Parabomis wandae

Scientific classification
- Kingdom: Animalia
- Phylum: Arthropoda
- Subphylum: Chelicerata
- Class: Arachnida
- Order: Araneae
- Infraorder: Araneomorphae
- Family: Thomisidae
- Genus: Parabomis
- Species: P. wandae
- Binomial name: Parabomis wandae Dippenaar-Schoeman & Foord, 2020

= Parabomis wandae =

- Authority: Dippenaar-Schoeman & Foord, 2020

Species of spider

Parabomis wandae is a species of crab spider in the genus Parabomis that lives in Ghana, Ivory Coast, Kenya and Rwanda. The species was first described in 2020 by Ansie Dippenaar-Schoeman and Stefan Foord. It thrives in rainforests. The spider is very small, with a total length between 1.9 and 2.26 mm. The female is larger and lighter in colour than the male. It has a distinctive hump to the abdomen, which for the female is less pronounced. The female abdomen has dark patches and spots on its white surface, while the male has a brown shell. The species can be differentiated from other members of the genus by its copulatory organs. The male has a distinctive beak-like end of the retrolateral tibial apophysis. The female has an egg-shaped epigyne with long copulatory ducts.

==Taxonomy==
Parabomis wandae was first described by Ansie Dippenaar-Schoeman and Stefan Foord in 2020. The species is named after the Polish arachnologist Wanda Wesołowska. The species was added to the genus Parabomis, which had been first described by Władysław Kulczyński in 1901. The genus is a member of the family Thomisidae, known as crab spiders, Like other members of the subfamily Bominae, the spiders are small with short legs and a globular body. They are related to the genera Holopelus and Thomisops. The species are particularly noted for their size, being amongst the smallest of the family, and are also known as frog spiders.

==Description==
The spider is very small. The male has a typical total length of 1.9 mm. The carapace is dark brown, measures 0.91 mm long and 0.95 mm wide, and has many small nodules. The eye field is black. The abdomen has a distinctive hump shape. It is covered in a hard brown shell with black patches on top and has a paler underside. The chelicerae are brown, and the legs are generally dark brown with white bands on the joints. The palpal bulb has a long retrolateral tibial apophysis that is characteristic of the species. The end is beak-like. The spider can be distinguished by its copulatory organs from others in the genus, particularly the shape of the embolus.

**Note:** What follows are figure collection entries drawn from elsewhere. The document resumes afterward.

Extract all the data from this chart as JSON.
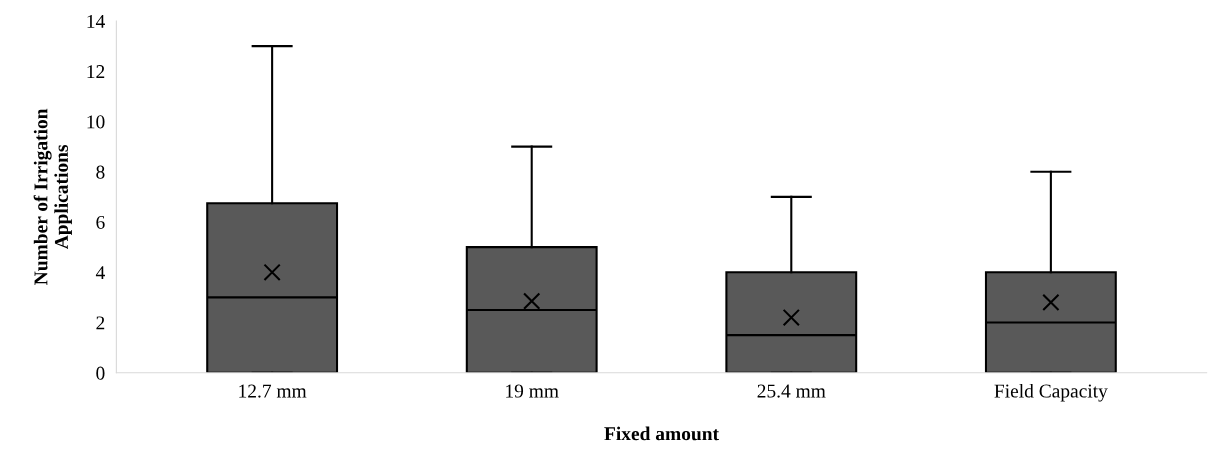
{
  "chart_data": {
    "type": "box",
    "xlabel": "Fixed amount",
    "ylabel": "Number of Irrigation\nApplications",
    "categories": [
      "12.7 mm",
      "19 mm",
      "25.4 mm",
      "Field Capacity"
    ],
    "boxes": [
      {
        "low": 0,
        "q1": 0,
        "median": 3,
        "q3": 6.75,
        "high": 13,
        "mean": 4
      },
      {
        "low": 0,
        "q1": 0,
        "median": 2.5,
        "q3": 5,
        "high": 9,
        "mean": 2.85
      },
      {
        "low": 0,
        "q1": 0,
        "median": 1.5,
        "q3": 4,
        "high": 7,
        "mean": 2.2
      },
      {
        "low": 0,
        "q1": 0,
        "median": 2,
        "q3": 4,
        "high": 8,
        "mean": 2.8
      }
    ],
    "color": "#595959",
    "ylim": [
      0,
      14
    ],
    "yticks": [
      0,
      2,
      4,
      6,
      8,
      10,
      12,
      14
    ],
    "grid": false,
    "marker": "cross"
  }
}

The female is larger than the male, typically reaching 2.26 mm in length. The carapace is a lighter brown and measures 0.97 mm in length and 1.1 mm in width. There are white areas in the eye field. The chelicerae are also a fawn colour. The abdomen has a less distinctive hump and is lighter in colour, white with dark patches and spots. The epigyne is shaped like an egg and has thick edges. The copulatory ducts are long and curved, leading to elongated spermathecae. The shape of the epigyne particular helps identify the species.

==Behaviour==
Parabomis wandae is active between September and November, although its life cycle outside that time has not been observed. Spiders of the genus have a short strike range and will only feed on prey that is in close range. The short legs also impede web spinning and so the spider will use gravity to help.

==Distribution and habitat==
Parabomis wandae has been found in Ghana, Ivory Coast, Kenya and Rwanda. The holotype was found in Kakum National Park in Ghana in 2005. It was also identified in forests near Appouasso in Ivory Coast, in Kakamega Forest in Kenya and near to Ibanda Makera in Rwanda. The spider thrives in a range of rain forest habitats, including both primary and secondary forests, and montane ecosystems.